When reading Brian Hall's Lie Groups, Lie Algebras, and Representations, I found this statement confusing
Since SU(2) is simply connected, Theorem $5.6$ will tell us that the representations of $\operatorname{sl}(2 ; \mathbb{C}) \cong \operatorname{su}(2)_{\mathbb{C}}$ are in one-to-correspondence with the representations of $\mathrm{SU}(2)$. Since $\mathrm{SU}(2)$ is compact, Theorem $4.28$ then tells us that every representation of $\operatorname{sl}(2 ; \mathbb{C})$ is completely reducible. ...
and the two theorems mentioned are
Theorem $4.28 .$ If $G$ is a compact matrix Lie group, every finite dimensional representation of $G$ is completely reducible.
Theorem 5.6. Let $G$ and $H$ be matrix Lie groups with Lie algebras $\mathfrak{g}$ and $\mathfrak{h}$, respectively, and let $\phi: \mathfrak{g} \rightarrow \mathfrak{h}$ be a Lie algebra homomorphism.
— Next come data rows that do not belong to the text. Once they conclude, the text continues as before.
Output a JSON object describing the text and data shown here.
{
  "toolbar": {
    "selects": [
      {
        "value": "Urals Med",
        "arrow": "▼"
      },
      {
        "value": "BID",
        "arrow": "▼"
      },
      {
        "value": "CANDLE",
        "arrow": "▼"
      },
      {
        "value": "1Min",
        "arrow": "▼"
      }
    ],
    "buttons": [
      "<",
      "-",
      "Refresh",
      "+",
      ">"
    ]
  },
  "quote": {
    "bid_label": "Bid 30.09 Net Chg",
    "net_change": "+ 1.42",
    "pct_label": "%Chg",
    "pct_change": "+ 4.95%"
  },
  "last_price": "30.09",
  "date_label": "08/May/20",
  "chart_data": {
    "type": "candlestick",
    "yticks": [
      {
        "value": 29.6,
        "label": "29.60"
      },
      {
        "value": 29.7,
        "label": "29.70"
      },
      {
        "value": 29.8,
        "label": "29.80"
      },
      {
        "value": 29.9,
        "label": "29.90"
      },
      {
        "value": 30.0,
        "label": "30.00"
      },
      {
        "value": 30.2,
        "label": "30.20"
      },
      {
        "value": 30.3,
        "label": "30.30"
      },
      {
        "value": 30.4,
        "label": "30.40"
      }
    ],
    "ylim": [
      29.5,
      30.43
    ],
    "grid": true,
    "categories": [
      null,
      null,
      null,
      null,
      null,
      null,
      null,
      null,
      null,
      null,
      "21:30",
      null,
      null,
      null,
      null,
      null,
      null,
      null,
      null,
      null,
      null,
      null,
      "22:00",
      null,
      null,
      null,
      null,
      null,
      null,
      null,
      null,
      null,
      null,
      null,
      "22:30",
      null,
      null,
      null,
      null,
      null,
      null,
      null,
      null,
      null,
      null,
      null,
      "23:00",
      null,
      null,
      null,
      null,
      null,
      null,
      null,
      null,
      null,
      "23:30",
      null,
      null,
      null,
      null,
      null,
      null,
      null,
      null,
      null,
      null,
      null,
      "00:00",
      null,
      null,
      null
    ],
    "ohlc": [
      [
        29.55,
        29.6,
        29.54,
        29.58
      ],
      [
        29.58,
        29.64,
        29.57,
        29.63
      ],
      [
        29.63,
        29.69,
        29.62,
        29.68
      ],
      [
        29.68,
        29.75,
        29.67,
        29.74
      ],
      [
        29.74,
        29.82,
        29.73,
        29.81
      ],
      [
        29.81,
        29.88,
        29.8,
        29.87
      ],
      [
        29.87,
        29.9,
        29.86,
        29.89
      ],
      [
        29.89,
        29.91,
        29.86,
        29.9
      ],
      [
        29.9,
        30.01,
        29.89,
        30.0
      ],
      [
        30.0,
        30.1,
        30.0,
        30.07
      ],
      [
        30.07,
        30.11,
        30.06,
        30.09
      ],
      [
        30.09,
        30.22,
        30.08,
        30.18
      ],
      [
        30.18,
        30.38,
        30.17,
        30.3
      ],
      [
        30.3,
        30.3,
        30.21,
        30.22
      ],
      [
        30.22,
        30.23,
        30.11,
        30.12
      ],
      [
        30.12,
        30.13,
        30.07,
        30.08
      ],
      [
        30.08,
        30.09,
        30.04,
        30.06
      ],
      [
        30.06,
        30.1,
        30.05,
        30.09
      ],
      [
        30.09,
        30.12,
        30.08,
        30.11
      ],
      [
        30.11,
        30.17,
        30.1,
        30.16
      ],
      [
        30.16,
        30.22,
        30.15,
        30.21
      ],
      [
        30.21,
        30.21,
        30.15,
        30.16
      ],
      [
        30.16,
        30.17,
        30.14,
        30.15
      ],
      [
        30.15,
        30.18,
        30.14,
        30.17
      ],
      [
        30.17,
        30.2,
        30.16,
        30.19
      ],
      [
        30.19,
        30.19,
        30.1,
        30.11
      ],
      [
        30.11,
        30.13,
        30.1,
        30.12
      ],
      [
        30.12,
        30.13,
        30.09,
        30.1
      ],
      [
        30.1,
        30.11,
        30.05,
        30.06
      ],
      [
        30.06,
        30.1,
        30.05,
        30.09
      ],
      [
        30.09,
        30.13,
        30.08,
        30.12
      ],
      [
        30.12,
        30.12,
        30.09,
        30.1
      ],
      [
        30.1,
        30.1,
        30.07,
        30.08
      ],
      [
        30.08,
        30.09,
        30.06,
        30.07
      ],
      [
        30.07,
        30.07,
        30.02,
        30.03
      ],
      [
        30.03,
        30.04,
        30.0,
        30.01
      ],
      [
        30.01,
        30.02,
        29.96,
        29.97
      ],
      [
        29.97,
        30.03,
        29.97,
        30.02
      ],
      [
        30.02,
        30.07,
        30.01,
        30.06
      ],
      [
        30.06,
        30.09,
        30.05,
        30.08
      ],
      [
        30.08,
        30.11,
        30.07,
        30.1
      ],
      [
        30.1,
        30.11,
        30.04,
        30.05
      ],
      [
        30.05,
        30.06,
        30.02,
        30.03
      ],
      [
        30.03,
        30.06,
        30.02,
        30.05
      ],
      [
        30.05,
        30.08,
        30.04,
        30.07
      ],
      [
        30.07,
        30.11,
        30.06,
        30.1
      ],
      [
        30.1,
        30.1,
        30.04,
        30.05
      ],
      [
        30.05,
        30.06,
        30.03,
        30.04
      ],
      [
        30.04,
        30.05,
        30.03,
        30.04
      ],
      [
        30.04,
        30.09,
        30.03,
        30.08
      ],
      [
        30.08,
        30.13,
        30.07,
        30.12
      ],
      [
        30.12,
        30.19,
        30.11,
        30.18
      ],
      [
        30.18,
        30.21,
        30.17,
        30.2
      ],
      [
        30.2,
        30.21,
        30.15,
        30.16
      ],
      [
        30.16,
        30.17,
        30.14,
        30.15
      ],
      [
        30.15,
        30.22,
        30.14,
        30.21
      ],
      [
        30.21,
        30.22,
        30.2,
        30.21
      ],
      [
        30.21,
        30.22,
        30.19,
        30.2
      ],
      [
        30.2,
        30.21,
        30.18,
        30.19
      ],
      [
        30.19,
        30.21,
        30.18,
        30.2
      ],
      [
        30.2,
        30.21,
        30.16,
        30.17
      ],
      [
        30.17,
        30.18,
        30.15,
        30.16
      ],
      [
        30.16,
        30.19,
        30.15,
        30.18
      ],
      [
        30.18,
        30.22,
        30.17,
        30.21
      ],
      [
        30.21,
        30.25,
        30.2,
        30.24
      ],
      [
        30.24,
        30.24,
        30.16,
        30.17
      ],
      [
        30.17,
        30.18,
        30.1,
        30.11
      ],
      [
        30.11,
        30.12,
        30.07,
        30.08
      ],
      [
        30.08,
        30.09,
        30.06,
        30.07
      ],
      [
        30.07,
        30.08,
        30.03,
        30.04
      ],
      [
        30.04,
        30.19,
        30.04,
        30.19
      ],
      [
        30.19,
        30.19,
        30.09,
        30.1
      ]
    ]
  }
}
If $G$ is simply connected, there exists a unique Lie group homomorphism $\Phi: G \rightarrow H$ such that $\Phi\left(e^{X}\right)=e^{\phi(X)}$ for all $X \in \mathfrak{g}$.
Neither of the theorems have mentioned complexification. If $\mathfrak{g}_{\mathbb{C}}$ donate the complexification of a lie algebra $\mathfrak{g}$, it is easy to proof that a representation of $\mathfrak{g}_{\mathbb{C}}$ can induce a representation of $\mathfrak{g}$, but I don't know why the inverse is true. Moreover, why can we know a representation of $\mathfrak{g}_{\mathbb{C}}$ is completely reducible if it is true for $\mathfrak{g}$?